En la medida en se acepta el don del amor y éste crece en la Iglesia, la presencia cristiana en Tierra Santa y en las regiones cercanas estará viva. Esa presencia es de una importancia vital para el bien de la sociedad en conjunto. Las claras palabras de Jesús sobre los íntimos lazos entre el amor de Dios y el prójimo, sobre la misericordia y la compasión, la mansedumbre, la paz y el perdón; son levadura capaz de transformar los corazones y plasmar las acciones. Los cristianos de Medio Oriente, junto a otras personas de buena voluntad, están contribuyendo como ciudadanos fieles y responsables, pese a las dificultades y las restricciones a la promoción y consolidación de un clima de paz en la diversidad. Quiero repetirles lo que afirmé en mi Mensaje de Navidad del 2006 a los católicos en Medio Oriente: "os manifiesto con afecto mi cercanía personal en la situación de inseguridad humana, de sufrimiento diario, de temor y de esperanza que estáis viviendo. A vuestras comunidades repito, ante todo, las palabras del Redentor: 'No temas, pequeño rebaño, porque a vuestro Padre le ha parecido bien daros a vosotros el Reino' (Lucas 12, 32)".
Queridos hermanos obispos, cuentan con mi apoyo y aliento a la hora de hacer todo lo que esté en vuestras manos para ayudar a nuestros hermanos y hermanas cristianos a permanecer y a afirmarse aquí, en la tierra de sus antepasados y a ser mensajeros y promotores de paz. Aprecio vuestros esfuerzos por ofrecerles, como a ciudadanos maduros y responsables, asistencia espiritual, valores y principios que les ayuden a desempeñar su papel en la sociedad. Mediante la educación, la preparación profesional y otras iniciativas sociales y económicas, su condición podrá ser apoyada y mejorada.
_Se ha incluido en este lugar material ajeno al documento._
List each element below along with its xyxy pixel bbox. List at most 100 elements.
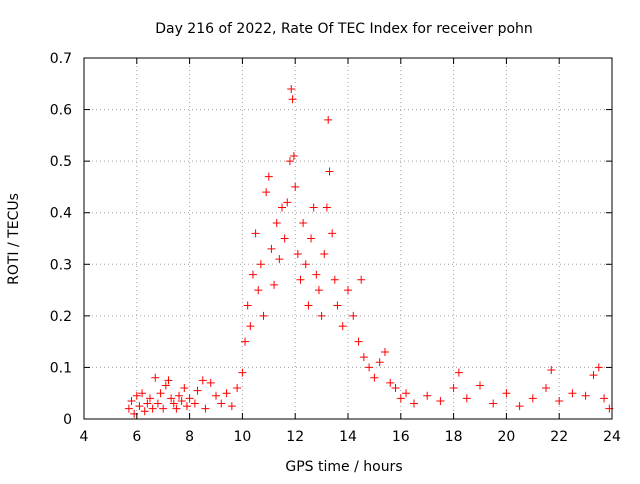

Por mi parte renuevo el llamamiento a nuestros hermanos y hermanas de todo el mundo para que sostengan y recuerden en sus oraciones a las comunidades cristianas de Tierra Santa y Oriente Medio. En este contexto, deseo expresar mi consideración por el servicio ofrecido a muchos peregrinos y visitantes que vienen a Tierra Santa en búsqueda de inspiración y renovación siguiendo las huellas de Jesús. La historia del Evangelio, cuando se contempla en su ambiente histórico y geográfico, cobra vida, riqueza y color, y permite lograr una comprensión más clara del significado de las palabras y gestos del Señor. Muchas experiencias memorables de peregrinos de Tierra Santa han sido posibles gracias a vuestra hospitalidad y guía fraterna, especialmente de los hermanos de la Custodia Franciscana. Por este servicio, quiero asegurarles el aprecio y la gratitud de la Iglesia universal; también expreso el deseo que, en un futuro, venga un mayor número de peregrinos.
Queridos hermanos, al dirigir juntos nuestra gozosa oración a María, Reina del Cielo, encomendemos con confianza en sus manos el bienestar y la renovación espiritual de todos los cristianos en Tierra Santa, de manera que, bajo la guía de sus pastores, puedan crecer en la fe, en la esperanza y en la caridad, y perseveren en su misión de promotores de comunión y de paz.